Architecture and engineering firm CTA supports and contributes to STEM education because “it directly supports our disciplines within architecture and engineering,” says Brad Sperry, one of the associate principals with CTA. “Our commitment to the education system that drives our industry is vital. The second graders of today that are passionate about math and science need the support to follow their dreams into a career path that could lead them to become part of our team of the future.”
“For us, it’s a workforce development imperative,” says Carter, of Exxon Mobil.
The company is supportive of this STEM-based curriculum, as it spikes a curiosity in the area’s youngest citizens for what Carter terms “inquiry-based career opportunities.” He adds, “Our kids in Billings deserve the same opportunities that kids anywhere else do to be successful.”
A Changing Work Force
Why STEM is critical to the Magic City
As the largest city within a 500-mile radius, Billings is a major healthcare hub. Two hospitals—Billings Clinic and St. Vincent Healthcare—and more than 40 medical clinics make up the city’s medical corridor. Billings Clinic is the largest employer in Yellowstone County.
In the next 10 years, 32,500 job openings are forecasted in Yellowstone County, and 11.7% of those openings will be in healthcare, according to Big Sky Economic Development.
Job growth and demand will also be high in retail, accommodations, and food service, followed by construction and “professional, scientific, and technical services.”

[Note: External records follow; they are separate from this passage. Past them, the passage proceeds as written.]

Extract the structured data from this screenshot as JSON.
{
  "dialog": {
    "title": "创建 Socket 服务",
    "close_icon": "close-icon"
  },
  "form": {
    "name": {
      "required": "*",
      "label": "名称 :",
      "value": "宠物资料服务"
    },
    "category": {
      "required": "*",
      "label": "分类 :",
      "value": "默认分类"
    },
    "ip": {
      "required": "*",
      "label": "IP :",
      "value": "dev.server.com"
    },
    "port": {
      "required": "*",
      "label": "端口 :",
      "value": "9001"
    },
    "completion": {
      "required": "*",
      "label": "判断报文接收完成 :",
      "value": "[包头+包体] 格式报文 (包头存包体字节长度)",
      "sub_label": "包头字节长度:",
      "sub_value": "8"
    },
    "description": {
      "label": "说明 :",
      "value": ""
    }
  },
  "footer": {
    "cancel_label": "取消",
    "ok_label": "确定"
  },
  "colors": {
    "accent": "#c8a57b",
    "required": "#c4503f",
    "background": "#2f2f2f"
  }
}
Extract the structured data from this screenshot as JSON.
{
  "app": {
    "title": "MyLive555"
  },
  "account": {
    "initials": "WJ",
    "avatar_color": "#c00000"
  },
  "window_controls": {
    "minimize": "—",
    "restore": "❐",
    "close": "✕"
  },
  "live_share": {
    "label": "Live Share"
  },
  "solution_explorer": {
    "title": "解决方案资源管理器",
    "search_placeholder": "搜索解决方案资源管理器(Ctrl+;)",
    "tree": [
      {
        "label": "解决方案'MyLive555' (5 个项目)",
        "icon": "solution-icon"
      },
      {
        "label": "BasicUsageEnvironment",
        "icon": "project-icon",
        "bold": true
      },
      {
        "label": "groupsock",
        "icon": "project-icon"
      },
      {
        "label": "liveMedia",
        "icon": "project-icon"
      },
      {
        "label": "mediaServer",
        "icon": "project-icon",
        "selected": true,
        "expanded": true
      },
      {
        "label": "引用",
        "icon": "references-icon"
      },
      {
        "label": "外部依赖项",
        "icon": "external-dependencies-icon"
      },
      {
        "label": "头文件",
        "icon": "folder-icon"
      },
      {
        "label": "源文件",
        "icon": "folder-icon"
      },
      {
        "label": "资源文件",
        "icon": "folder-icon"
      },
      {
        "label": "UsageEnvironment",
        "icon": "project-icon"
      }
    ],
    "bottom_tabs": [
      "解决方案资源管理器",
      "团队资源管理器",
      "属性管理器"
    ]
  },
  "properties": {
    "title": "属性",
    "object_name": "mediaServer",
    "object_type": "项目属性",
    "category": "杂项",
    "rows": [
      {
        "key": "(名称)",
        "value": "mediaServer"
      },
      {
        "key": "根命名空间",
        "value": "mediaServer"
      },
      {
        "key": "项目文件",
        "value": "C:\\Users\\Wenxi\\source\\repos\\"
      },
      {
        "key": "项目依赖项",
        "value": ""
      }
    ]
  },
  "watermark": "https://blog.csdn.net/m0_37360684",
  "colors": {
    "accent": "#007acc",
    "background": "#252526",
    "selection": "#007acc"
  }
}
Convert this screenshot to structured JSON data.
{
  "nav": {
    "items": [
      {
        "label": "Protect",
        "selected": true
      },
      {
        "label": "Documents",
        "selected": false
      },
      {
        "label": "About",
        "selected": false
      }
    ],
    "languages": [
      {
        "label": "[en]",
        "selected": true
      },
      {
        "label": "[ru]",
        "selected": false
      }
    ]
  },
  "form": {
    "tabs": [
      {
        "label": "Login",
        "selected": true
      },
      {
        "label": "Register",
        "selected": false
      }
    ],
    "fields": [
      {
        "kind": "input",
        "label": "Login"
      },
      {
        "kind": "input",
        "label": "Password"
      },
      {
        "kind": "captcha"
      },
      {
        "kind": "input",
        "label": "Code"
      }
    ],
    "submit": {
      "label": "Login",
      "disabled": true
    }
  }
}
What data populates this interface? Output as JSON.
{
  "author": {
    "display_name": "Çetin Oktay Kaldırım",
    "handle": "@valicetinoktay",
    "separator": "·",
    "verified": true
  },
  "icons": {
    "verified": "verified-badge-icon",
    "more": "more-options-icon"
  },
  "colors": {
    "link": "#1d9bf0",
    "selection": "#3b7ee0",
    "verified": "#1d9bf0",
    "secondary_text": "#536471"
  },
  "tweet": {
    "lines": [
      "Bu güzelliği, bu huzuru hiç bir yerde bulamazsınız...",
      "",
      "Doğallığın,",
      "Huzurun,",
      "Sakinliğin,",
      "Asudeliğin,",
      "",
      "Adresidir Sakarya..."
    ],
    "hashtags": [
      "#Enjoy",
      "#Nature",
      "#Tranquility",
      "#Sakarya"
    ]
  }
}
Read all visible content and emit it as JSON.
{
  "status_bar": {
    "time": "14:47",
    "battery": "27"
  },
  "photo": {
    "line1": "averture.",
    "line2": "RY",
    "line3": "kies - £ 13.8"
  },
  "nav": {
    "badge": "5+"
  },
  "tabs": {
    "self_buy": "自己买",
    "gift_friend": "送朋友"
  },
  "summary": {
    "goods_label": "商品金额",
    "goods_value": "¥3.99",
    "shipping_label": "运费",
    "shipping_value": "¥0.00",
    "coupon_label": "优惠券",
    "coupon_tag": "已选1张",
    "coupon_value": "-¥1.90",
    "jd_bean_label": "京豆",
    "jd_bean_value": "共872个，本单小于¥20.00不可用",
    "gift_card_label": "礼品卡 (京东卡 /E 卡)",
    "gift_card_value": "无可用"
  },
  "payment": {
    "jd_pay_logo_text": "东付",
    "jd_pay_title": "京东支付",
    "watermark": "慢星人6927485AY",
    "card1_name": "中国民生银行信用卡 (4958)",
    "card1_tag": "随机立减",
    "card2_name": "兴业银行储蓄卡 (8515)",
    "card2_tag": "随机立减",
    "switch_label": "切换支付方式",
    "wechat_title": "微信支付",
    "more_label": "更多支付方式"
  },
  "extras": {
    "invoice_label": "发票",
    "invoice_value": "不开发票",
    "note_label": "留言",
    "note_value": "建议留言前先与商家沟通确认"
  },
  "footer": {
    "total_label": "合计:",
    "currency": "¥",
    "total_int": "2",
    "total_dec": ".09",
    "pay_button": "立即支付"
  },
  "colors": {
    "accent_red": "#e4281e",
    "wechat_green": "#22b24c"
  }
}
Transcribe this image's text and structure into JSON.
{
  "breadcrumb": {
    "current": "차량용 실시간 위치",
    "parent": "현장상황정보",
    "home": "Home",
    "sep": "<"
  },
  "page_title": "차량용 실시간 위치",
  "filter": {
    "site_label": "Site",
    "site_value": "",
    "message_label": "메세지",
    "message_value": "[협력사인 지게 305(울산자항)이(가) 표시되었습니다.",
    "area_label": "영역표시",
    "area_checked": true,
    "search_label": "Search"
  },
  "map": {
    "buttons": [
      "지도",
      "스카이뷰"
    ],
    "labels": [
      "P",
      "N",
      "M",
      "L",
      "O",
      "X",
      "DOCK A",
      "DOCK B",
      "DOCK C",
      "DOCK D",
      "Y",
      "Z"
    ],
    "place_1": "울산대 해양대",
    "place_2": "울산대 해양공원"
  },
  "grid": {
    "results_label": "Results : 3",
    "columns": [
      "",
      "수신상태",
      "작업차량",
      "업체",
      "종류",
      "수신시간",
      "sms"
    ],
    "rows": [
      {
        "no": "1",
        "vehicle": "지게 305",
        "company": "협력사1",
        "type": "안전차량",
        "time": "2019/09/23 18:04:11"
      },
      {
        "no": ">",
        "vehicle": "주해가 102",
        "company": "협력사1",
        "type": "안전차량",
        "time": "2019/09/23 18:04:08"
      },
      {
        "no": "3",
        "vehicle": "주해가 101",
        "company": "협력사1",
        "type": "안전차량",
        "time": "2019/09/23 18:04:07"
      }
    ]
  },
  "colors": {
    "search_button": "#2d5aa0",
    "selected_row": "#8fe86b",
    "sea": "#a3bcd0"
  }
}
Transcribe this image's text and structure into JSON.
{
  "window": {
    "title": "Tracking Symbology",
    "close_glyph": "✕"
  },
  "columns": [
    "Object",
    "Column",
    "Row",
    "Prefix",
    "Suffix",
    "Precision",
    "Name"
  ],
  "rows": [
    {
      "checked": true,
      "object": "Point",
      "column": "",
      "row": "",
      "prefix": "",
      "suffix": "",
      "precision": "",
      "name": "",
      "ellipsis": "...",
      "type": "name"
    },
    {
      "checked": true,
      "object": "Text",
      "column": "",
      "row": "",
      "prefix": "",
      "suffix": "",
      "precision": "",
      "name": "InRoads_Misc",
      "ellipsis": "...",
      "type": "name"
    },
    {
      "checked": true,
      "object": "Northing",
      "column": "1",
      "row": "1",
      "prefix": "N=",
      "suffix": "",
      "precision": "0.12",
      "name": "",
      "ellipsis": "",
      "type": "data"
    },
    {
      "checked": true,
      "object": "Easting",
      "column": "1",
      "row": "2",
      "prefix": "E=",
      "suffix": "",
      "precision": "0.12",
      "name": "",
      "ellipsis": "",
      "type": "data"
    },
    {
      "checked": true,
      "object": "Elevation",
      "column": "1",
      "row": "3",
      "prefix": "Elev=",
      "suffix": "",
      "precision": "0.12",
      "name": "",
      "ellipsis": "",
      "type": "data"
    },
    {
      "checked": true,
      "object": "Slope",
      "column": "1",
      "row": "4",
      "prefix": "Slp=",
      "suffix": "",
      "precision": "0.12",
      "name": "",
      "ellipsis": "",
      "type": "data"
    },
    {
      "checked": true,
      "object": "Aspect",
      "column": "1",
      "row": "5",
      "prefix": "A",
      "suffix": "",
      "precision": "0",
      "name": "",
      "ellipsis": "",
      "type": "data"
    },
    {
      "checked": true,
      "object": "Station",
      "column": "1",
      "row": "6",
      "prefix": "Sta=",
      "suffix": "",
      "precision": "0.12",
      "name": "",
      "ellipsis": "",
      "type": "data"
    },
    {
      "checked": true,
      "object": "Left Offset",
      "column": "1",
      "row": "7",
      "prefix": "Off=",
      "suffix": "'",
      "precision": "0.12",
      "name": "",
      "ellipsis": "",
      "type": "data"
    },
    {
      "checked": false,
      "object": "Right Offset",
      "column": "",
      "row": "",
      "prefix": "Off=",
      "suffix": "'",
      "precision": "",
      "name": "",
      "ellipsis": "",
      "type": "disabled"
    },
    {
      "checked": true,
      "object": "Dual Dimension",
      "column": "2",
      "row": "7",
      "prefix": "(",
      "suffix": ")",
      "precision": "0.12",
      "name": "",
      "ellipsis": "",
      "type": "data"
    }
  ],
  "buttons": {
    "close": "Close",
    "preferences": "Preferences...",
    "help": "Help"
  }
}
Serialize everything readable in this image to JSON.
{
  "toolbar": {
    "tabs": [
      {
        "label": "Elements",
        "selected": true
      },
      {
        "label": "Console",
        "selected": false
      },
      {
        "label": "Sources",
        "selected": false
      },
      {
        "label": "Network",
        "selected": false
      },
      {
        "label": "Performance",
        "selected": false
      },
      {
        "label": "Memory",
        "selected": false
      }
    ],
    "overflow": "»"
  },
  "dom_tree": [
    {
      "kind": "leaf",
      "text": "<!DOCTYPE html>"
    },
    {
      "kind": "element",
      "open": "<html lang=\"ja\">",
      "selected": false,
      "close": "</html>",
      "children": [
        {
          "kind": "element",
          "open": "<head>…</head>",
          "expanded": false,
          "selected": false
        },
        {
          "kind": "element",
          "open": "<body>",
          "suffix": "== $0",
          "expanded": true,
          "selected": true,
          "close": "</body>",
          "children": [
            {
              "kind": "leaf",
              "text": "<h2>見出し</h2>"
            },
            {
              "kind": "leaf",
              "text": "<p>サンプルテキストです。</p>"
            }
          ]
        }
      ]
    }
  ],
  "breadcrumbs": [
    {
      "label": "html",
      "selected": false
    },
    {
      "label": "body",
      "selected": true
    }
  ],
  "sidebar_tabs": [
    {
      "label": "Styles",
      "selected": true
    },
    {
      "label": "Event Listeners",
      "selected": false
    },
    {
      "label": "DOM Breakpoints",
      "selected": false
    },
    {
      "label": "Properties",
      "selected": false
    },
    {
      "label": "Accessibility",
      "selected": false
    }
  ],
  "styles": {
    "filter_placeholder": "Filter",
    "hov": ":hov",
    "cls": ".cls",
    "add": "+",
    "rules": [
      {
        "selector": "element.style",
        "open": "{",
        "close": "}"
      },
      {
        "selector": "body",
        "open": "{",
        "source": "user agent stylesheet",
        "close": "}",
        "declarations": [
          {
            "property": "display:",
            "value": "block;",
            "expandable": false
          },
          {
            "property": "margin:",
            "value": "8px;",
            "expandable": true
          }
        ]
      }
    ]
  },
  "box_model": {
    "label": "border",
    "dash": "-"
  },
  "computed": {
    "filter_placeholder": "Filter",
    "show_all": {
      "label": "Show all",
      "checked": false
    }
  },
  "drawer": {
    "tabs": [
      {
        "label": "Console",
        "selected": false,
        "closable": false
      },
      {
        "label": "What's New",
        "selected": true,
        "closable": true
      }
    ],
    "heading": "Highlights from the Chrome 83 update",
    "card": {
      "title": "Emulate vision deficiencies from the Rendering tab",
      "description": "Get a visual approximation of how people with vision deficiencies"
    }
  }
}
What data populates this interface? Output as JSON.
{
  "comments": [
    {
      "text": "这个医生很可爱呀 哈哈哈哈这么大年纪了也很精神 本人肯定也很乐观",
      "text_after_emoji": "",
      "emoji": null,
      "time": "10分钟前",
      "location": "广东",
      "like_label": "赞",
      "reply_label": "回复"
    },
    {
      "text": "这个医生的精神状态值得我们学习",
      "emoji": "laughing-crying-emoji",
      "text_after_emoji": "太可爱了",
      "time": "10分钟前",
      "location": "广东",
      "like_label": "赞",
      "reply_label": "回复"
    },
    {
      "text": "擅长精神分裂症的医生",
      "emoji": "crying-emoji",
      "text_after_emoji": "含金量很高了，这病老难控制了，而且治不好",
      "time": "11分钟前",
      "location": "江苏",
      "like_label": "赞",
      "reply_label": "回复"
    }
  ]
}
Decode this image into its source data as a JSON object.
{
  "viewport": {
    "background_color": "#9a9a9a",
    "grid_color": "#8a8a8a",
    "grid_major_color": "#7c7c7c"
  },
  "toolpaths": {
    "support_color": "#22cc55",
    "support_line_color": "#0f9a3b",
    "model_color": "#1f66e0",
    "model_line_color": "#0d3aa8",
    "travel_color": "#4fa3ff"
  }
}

Filling those jobs will be a major challenge. Brittney Souza, director of BillingsWorks, says most of the job openings Yellowstone County will have in the next 10 years are replacement positions due to retiring workers. “Only about 8,000 are due to growth,” Souza says. “Businesses are struggling just to find workers to maintain their current levels.”
As boomers retire and leave the workforce, there is a smaller generation to replace them. Shifting demographics, compounded with a growing economy provide a high level of competition for qualified workers.
“The top payers take the talented workers and create a high degree of competition,” Souza says. “This is felt in places like Montana where we lose a high number of our college graduates to out of state companies who are offering much higher wages.”
According to a 2016 Employer Survey by BillingsWorks, 62% of Yellowstone County businesses report a lack of available workers negatively impacts business growth.
“As we look to the jobs of the future and the fastest growing industries, a majority of them are STEM related,” Souza says. “Also, the largest gaps in trained workforce to job openings are mostly STEM related. The more we can do to get kids exposed to these fields, the better.”